Em Christopher Nolan nós podemos acreditar, de suas mãos já saíram excelentes obras como “Amnésia” e o último Batman “O Cavaleiro das Trevas”, e ainda outros sucessos como “Batman Begins” e “O Grande Truque”. Depois de reunir um elenco recheado de grandes e competentes atores e cercar a trama (claro, até a data lançamento) de mistérios sem revelar muitos detalhes, não me faltaram motivos para acreditar que “A Origem (Inception)” seria um dos melhores filmes do ano.
Assistir qualquer produção com expectativa lá em cima, como eu fui conferir esta obra, eleva as chances de você se decepcionar. Só que Nolan entra para aquela seleta lista de cineastas que mostram que blockbusters podem ser ao mesmo tempo lucrativos, inteligentes e criativos. Desde Matrix que eu não saía de uma sala de cinema tão deslumbrado e ainda debatendo tanto sobre tudo que acabara de ver.
A trama segue a história de Cobb (Leonardo DiCaprio, Ilha do Medo) que é um especialista em roubar informações (segredos) das pessoas invadindo suas mentes durante o sonho. Certo dia ele recebe a missão de fazer algo um pouco diferente, implantar uma idéia (daí a referência ao título original “Inception”) na mente de Robert Fischer Jr. (Cillian Murphy), herdeiro de uma mega corporação. Como seu pai está prestes a morrer e lhe entregar o testamento, o cliente de Cobb, Saito (Ken Watanabe), solicita que ele faça com que Robert decida dividir a corporação.
Note que em nenhum momento é explicado como funcionam todo aqueles aparatos miraculosos para fazer com que um grupo de pessoas possa entrar num sonho de alguém e lá dentro entrar em ação, e isso na verdade é irrelevante.

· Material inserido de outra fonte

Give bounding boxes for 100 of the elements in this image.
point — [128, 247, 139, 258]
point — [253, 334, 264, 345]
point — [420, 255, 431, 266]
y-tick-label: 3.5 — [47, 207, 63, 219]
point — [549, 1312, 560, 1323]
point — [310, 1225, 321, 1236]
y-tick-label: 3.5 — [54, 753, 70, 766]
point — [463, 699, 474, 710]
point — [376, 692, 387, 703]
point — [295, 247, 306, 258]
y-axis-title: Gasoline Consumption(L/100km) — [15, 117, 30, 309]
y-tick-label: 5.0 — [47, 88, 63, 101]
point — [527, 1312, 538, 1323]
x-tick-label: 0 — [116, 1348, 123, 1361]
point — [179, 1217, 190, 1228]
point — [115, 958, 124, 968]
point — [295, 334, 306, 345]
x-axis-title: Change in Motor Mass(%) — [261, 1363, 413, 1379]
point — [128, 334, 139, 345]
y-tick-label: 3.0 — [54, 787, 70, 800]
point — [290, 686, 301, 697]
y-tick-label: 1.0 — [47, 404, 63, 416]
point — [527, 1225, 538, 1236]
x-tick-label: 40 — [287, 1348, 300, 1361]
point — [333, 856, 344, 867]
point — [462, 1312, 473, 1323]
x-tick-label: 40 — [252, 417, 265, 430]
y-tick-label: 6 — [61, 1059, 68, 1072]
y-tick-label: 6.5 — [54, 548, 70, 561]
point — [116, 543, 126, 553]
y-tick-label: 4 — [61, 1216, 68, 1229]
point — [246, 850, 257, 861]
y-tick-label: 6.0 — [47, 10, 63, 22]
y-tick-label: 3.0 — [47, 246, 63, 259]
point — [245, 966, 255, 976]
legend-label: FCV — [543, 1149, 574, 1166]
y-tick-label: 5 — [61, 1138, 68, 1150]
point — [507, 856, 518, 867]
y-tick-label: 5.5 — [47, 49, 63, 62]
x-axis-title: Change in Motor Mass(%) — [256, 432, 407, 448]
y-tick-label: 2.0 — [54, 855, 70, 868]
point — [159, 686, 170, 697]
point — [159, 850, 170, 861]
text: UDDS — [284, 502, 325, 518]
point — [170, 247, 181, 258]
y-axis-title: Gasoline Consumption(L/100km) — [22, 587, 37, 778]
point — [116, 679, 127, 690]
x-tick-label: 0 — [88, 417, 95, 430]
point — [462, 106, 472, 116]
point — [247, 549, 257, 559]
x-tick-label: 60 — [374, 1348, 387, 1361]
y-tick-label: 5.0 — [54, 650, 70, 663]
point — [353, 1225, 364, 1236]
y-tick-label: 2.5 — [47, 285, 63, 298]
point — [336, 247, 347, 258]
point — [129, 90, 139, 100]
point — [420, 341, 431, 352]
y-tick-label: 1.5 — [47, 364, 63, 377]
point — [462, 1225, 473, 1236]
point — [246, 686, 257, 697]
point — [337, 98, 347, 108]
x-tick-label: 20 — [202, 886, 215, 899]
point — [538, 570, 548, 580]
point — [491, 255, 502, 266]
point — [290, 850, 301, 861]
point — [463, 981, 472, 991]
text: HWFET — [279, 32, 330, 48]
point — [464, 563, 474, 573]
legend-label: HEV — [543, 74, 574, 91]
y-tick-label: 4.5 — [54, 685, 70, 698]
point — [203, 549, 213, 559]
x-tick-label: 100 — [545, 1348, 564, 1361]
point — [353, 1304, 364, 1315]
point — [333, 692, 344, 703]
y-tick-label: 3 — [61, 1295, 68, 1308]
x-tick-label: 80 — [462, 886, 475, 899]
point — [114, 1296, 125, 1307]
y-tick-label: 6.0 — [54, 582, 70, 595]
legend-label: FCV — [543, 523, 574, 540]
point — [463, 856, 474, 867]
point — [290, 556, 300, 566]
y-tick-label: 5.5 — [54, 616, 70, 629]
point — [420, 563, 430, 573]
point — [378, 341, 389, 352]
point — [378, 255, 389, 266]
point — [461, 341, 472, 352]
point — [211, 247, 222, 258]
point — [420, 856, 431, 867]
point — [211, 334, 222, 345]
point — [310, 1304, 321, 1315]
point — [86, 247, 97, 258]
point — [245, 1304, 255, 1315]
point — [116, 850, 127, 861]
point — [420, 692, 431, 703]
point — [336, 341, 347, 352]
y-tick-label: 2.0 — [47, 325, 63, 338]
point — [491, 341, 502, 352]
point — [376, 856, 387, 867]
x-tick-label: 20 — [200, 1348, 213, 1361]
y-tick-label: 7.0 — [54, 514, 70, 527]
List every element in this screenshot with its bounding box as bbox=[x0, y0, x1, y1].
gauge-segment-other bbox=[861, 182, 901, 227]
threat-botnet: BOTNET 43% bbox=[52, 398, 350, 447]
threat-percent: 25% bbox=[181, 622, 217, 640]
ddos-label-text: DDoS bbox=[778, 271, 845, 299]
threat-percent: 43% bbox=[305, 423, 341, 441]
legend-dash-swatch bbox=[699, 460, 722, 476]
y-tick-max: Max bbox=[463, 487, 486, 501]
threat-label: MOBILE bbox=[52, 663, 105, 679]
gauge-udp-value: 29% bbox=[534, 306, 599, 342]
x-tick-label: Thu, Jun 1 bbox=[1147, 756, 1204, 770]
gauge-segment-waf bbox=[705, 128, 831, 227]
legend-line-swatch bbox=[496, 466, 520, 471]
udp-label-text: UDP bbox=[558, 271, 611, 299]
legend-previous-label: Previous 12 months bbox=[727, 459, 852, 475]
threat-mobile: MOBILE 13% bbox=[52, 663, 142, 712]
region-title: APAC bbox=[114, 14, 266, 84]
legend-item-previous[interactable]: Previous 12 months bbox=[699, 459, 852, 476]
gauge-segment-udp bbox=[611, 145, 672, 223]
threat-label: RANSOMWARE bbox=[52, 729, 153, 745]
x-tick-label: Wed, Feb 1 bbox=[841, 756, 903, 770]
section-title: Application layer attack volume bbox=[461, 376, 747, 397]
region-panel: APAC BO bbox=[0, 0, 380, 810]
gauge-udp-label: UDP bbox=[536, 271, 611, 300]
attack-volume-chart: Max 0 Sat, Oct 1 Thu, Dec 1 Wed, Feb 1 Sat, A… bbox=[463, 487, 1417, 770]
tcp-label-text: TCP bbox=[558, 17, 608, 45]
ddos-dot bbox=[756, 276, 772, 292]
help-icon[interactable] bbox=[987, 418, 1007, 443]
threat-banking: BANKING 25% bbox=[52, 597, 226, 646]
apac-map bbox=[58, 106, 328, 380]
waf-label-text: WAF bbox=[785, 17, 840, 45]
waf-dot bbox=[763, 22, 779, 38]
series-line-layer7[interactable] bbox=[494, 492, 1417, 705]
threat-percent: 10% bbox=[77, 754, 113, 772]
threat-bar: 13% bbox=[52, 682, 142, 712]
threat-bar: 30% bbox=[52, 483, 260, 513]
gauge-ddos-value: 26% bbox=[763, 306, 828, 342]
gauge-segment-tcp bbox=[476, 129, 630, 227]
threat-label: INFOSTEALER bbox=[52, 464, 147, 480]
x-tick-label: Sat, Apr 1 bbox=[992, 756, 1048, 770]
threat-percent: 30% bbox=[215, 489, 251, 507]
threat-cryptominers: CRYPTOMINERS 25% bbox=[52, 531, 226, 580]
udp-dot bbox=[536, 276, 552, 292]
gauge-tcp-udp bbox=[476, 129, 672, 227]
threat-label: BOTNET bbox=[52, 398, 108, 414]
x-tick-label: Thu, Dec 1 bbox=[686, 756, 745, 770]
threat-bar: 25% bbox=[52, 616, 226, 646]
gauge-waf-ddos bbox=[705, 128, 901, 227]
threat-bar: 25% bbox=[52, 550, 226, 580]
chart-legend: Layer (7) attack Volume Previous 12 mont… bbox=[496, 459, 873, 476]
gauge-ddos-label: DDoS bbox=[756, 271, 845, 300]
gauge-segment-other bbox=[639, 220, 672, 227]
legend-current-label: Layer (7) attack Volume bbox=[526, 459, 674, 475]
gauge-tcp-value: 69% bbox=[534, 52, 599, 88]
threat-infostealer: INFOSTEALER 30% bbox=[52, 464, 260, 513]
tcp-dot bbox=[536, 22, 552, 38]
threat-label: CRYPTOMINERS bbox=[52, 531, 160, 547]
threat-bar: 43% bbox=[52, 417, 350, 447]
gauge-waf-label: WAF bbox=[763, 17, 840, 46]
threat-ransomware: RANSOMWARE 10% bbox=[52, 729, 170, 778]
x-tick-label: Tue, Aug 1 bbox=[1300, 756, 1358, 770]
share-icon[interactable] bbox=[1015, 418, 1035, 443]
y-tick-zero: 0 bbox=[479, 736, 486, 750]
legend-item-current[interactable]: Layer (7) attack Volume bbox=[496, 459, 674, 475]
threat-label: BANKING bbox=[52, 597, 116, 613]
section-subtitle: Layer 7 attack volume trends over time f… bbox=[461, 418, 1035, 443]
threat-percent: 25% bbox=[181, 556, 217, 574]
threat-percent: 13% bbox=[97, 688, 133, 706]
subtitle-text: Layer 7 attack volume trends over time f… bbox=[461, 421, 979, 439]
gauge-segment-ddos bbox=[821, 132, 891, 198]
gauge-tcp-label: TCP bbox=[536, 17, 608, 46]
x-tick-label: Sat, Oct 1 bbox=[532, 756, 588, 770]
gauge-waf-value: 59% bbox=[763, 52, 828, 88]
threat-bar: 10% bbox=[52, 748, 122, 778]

A grande sacada de Christopher Nolan é se basear na psicologia e no estudo dos sonhos para construir uma intricada (e por vezes complexa) trama na qual o personagens precisam entrar em sonho, dentro de sonho, dentro de sonho. Não se sinta um burro se em algum momento você perder a noção do que é realidade com o que é sonho, afinal é aí onde mora toda a genialidade do filme, que exige sua atenção durante as quase 2 horas e meia de projeção. Eu nem pisquei os olhos.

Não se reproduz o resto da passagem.